Our Story

Sacred Roots
Incense has shaped the inner life of human beings for thousands of years. For the yogis and monks of the East, it was never decoration, it was devotion. A way of preparing the senses, of drawing the mind inward, of making the invisible tangible. Each fragrance a doorway. Each curl of smoke a prayer.
That tradition is what Sacred Elephant is built upon.
Importance of Tradition
In the ancient temples of India, every stick of incense was made by hand, slowly, carefully, with full attention to the purity of the ingredients and the state of mind of the maker. Sacred Elephant carries this forward without compromise.

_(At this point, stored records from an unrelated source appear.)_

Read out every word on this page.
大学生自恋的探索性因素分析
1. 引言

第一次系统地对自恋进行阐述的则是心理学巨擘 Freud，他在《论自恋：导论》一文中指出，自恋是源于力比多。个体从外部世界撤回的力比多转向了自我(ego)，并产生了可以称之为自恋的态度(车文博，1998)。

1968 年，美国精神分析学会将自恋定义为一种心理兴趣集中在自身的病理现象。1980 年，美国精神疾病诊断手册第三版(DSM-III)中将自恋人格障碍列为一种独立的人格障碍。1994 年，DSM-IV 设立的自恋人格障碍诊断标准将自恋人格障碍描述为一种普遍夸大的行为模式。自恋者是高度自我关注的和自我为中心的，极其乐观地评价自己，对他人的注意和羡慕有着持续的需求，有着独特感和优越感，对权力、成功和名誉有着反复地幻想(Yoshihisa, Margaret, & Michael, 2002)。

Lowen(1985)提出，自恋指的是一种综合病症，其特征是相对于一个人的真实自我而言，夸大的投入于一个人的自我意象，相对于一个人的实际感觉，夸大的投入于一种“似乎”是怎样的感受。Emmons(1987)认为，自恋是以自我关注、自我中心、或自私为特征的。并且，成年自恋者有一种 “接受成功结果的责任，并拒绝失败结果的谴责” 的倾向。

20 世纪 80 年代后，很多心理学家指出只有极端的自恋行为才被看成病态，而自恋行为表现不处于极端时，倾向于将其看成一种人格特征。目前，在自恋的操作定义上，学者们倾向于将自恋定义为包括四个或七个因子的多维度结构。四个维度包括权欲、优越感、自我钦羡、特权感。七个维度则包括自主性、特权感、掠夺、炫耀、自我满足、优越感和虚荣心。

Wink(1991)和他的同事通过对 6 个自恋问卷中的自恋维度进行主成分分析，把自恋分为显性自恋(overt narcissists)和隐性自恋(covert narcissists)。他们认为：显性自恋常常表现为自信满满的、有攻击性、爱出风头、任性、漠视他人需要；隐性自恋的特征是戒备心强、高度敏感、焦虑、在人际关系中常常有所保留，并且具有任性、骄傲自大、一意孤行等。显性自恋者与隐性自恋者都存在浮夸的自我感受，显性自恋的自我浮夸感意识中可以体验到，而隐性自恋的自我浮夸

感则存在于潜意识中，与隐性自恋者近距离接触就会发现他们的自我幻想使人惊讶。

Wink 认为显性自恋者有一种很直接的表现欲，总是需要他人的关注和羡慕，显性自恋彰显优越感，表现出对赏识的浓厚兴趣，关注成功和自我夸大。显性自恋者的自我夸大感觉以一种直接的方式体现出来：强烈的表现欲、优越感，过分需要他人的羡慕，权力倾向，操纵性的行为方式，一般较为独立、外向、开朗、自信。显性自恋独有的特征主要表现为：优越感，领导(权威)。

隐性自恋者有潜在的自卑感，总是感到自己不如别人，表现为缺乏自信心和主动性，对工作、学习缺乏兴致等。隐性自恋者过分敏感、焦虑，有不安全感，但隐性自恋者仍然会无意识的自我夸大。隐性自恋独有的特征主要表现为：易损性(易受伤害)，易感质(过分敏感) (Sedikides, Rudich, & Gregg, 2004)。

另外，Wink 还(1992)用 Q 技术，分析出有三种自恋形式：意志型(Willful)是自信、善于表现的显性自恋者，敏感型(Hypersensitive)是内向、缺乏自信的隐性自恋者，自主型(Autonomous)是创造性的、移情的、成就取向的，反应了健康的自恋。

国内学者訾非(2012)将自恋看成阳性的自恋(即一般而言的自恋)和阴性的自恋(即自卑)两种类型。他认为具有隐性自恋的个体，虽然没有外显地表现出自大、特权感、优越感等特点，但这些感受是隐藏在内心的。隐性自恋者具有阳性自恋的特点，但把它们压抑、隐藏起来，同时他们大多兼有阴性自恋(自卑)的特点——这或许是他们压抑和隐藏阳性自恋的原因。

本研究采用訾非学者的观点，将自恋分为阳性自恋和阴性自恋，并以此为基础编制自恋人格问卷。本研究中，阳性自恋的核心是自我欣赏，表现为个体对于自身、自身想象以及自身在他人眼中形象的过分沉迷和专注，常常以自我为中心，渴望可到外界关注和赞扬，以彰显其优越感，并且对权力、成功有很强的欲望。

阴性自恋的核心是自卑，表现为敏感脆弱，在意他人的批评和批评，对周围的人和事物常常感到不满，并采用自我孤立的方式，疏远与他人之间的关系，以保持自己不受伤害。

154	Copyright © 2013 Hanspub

Just like these Monks Every step of our process is done by hand: the sourcing of pure essential oils and resins, the blending, the rolling, the drying in open sunlight. No shortcuts. No synthetics. Nothing that shouldn't be there.
Our Commitment
Karma is not an abstract idea for us, it is the operating principle of everything we do. We believe that what goes into our incense matters as much as what comes out of it.
Every ingredient is fair-trade and free from exploitation. Every formulation is 100% chemical-free, vegan, and never tested on animals. Our packaging is printed with vegetable dye. What isn't burned is compostable. What we put into the world, we mean to stand behind completely.
Prema-rasa & Yama
Sacred Elephant is the work of two people whose lives have been shaped by sacred traditions long before there was a business to run.
Prema-rasa was born in the Cotswolds and spent eighteen years as a Gaudiya Vaishnava monk, living in temples and yoga ashrams across the world, studying the relationship between scent, consciousness, and the inner life. It was not a phase. It was a formation.
Yama grew up in Iquitos, at the beating heart of the Peruvian Amazon, in a temple steeped in the intersection of Amazonian and Indian sacred traditions. She understands, from the ground up, the role that natural and harmonic fragrance plays not just in personal practice but in community and in culture.
They now live in Bath, where they teach the Bhakti Yoga tradition and provide incense the way they believe it should be made, with genuine knowledge, genuine care, and a pair of very unhurried hands.